18 Wat dan? Nochtans wort Christus op allerley wijse, het zy onder een decksel, het zy inder waerheyt, vercondight: ende daer in verblijde ick my, Ia ick sal my oock verblijden.
19 Want ick weet dat dit my ter saligheydt gedyen sal door uw’ gebedt, ende toe-brenginge des Gheests Iesu Christi,
20 Volgens mijne ernstige verwachtinge ende hope, dat ick in geene sake en sal beschaemt worden: maer [dat] in alle vrymoedicheydt, gelijck alle tijdt, alsoo oock nu Christus sal groot gemaeckt worden in mijn lichaem, het zy door het leven, het zy door de doot.
21 Want het leven is my Christus, ende het sterven is [my] gewin.
22 Maer of te leven in den vleesche, het selve my oorbaerlijck zy, ende wat ick verkiesen sal en weet ick niet.
23 Want ick worde van dese twee gedrongen, hebbende begeerte om ontbonden te worden, ende met Christo te zijn. Want [dat] is zeer verre het beste:
24 Maer in den vleesche te blijven, is noodiger om uwent wille.
25 Ende dit vertrouwe ende weet ick, dat ick sal blijven, ende met u alle sal verblijven tot uwer bevoorderinge, ende blijdschap des geloofs:
26 Op dat uwen roem in Christo Iesu overvloedigh zy aen my, door mijne tegenwoordicheyt wederom by u.

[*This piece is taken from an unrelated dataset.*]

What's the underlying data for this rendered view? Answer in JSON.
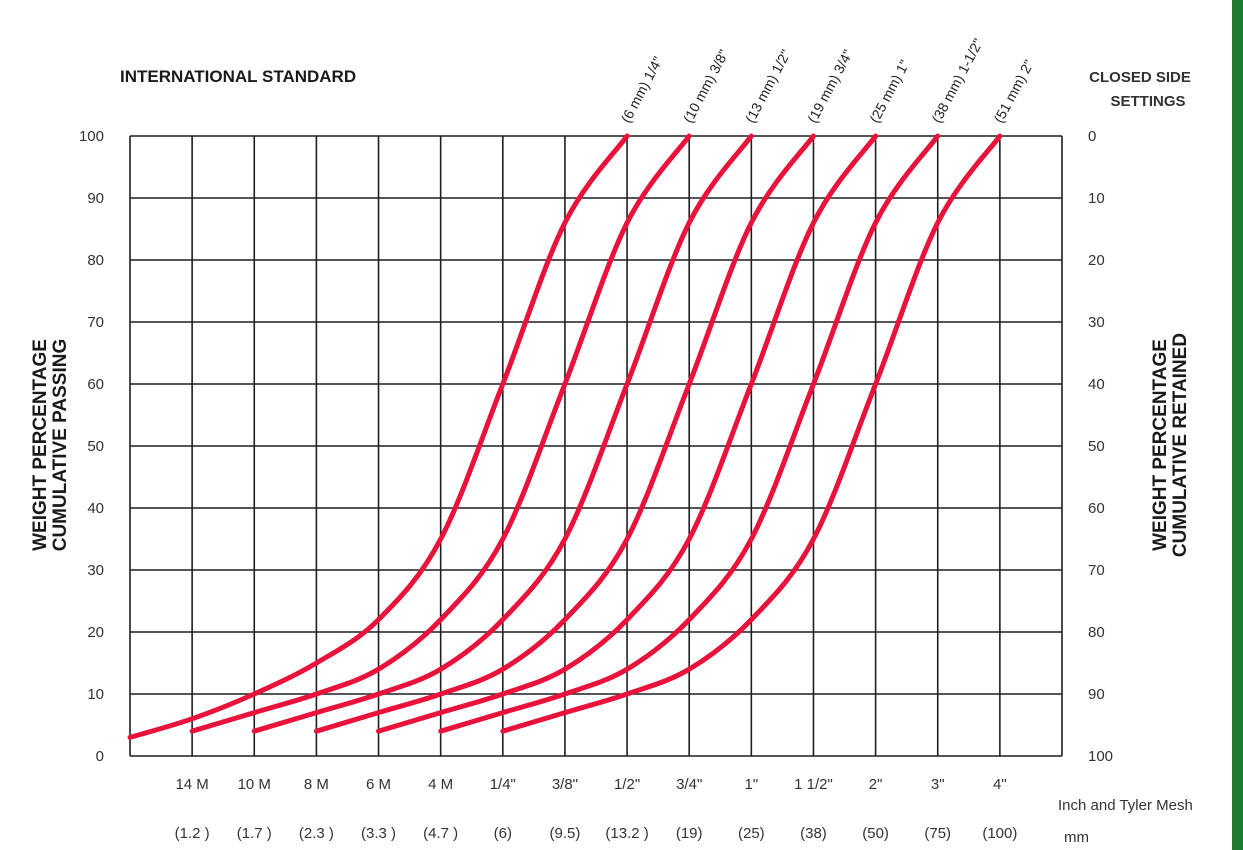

27 Alleenlijck wandelt weerdichlijck den Euangelio Christi, op dat ’tzy ick come ende u sie, ’tzy ick afwesich ben, ick van uwe saecken mach hooren, dat ghy staet in eenen geest, met een gemoedt gesamentlijck strijdende door het geloove des Euangeliums:
28 Ende dat ghy in geen dinck verschrickt en wort van de gene die tegenstaen: het welcke haer wel een bewijs is des verderfs, maer u der salicheyt, ende dat van Godt.
29 Want u is uyt genade gegeven in de sake Christi, niet alleen in hem te gelooven, maer oock voor hem te lijden:
30 Den selven strijdt hebbende, hoedanigen ghy in my gesien hebt, ende nu in my hoort.